I happened to have both green beans and sage in the house this week. The slivered almonds I always have on hand; I store them in the freezer to keep them from spoiling.

Green Beans Almondine

Ingredients

1 tablespoon unsalted butter

1 tablespoon olive oil

1 lb. of green beans, cleaned, ends trimmed

About five cloves of garlic (yes, really) chopped

1/4 to 1/3 cup slivered almonds

Two leaves sage, julienned very thin

Salt

Water

Directions

Melt butter in a saute pan that has a lid on a medium heat. When melted, add the olive oil; it should take no more than 20 seconds for them to make friends. Add the garlic, almonds and a pinch of salt to the melted butter and oil. Stir everything together for about a minute and a half, but make sure your garlic doesn’t brown. You might want to turn the flame down a little bit to make sure that doesn’t happen.

Add the green beans and a pinch of salt. Stir everything together for another minute. Add about 3/4 cup of water, lower heat to medium low and cover pan with lid.

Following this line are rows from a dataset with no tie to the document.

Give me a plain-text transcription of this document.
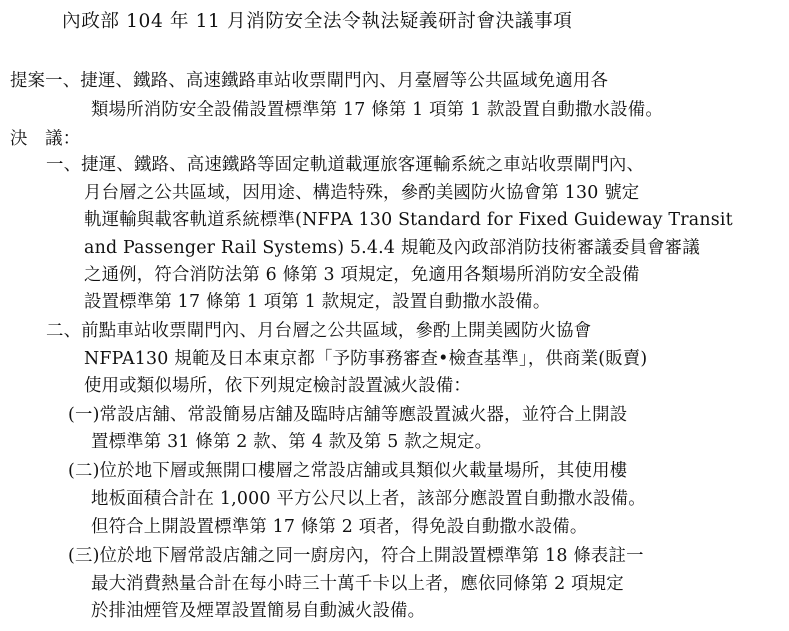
內政部 104 年 11 月消防安全法令執法疑義研討會決議事項
提案一、捷運、鐵路、高速鐵路車站收票閘門內、月臺層等公共區域免適用各
類場所消防安全設備設置標準第 17 條第 1 項第 1 款設置自動撒水設備。
決　議：
一、捷運、鐵路、高速鐵路等固定軌道載運旅客運輸系統之車站收票閘門內、
月台層之公共區域，因用途、構造特殊，參酌美國防火協會第 130 號定
軌運輸與載客軌道系統標準(NFPA 130 Standard for Fixed Guideway Transit
and Passenger Rail Systems) 5.4.4 規範及內政部消防技術審議委員會審議
之通例，符合消防法第 6 條第 3 項規定，免適用各類場所消防安全設備
設置標準第 17 條第 1 項第 1 款規定，設置自動撒水設備。
二、前點車站收票閘門內、月台層之公共區域，參酌上開美國防火協會
NFPA130 規範及日本東京都「予防事務審查•檢查基準」，供商業(販賣)
使用或類似場所，依下列規定檢討設置滅火設備：
(一)常設店舖、常設簡易店舖及臨時店舖等應設置滅火器，並符合上開設
置標準第 31 條第 2 款、第 4 款及第 5 款之規定。
(二)位於地下層或無開口樓層之常設店舖或具類似火載量場所，其使用樓
地板面積合計在 1,000 平方公尺以上者，該部分應設置自動撒水設備。
但符合上開設置標準第 17 條第 2 項者，得免設自動撒水設備。
(三)位於地下層常設店舖之同一廚房內，符合上開設置標準第 18 條表註一
最大消費熱量合計在每小時三十萬千卡以上者，應依同條第 2 項規定
於排油煙管及煙罩設置簡易自動滅火設備。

It should take about 20 minutes for the green beans to soften. They will no longer be the bright green they turned when you added the water, but shouldn’t look too dulled, either. About 10 minutes in, do a quality-control bite. Most likely you’ll add another pinch of salt to continue to draw out the beans’ flavor. The nuts will have turned a bit more golden. There should be enough water to steam them the rest of the way, but if you’re scared they’re going to burn, add a few more tablespoons of water. Recover pan. About 10 minutes later, do another check. Chances are the beans will be cooked all the way through. Taste them again. Do they need more salt? If the beans are now soft, stir in the fresh sage and let everything cook together for about two minutes more. If the beans aren’t yet soft enough, cover the lid and cook them for about five minutes or until soft, taste, then add the sage.

Try not to eat too many with your fingers as you cook them.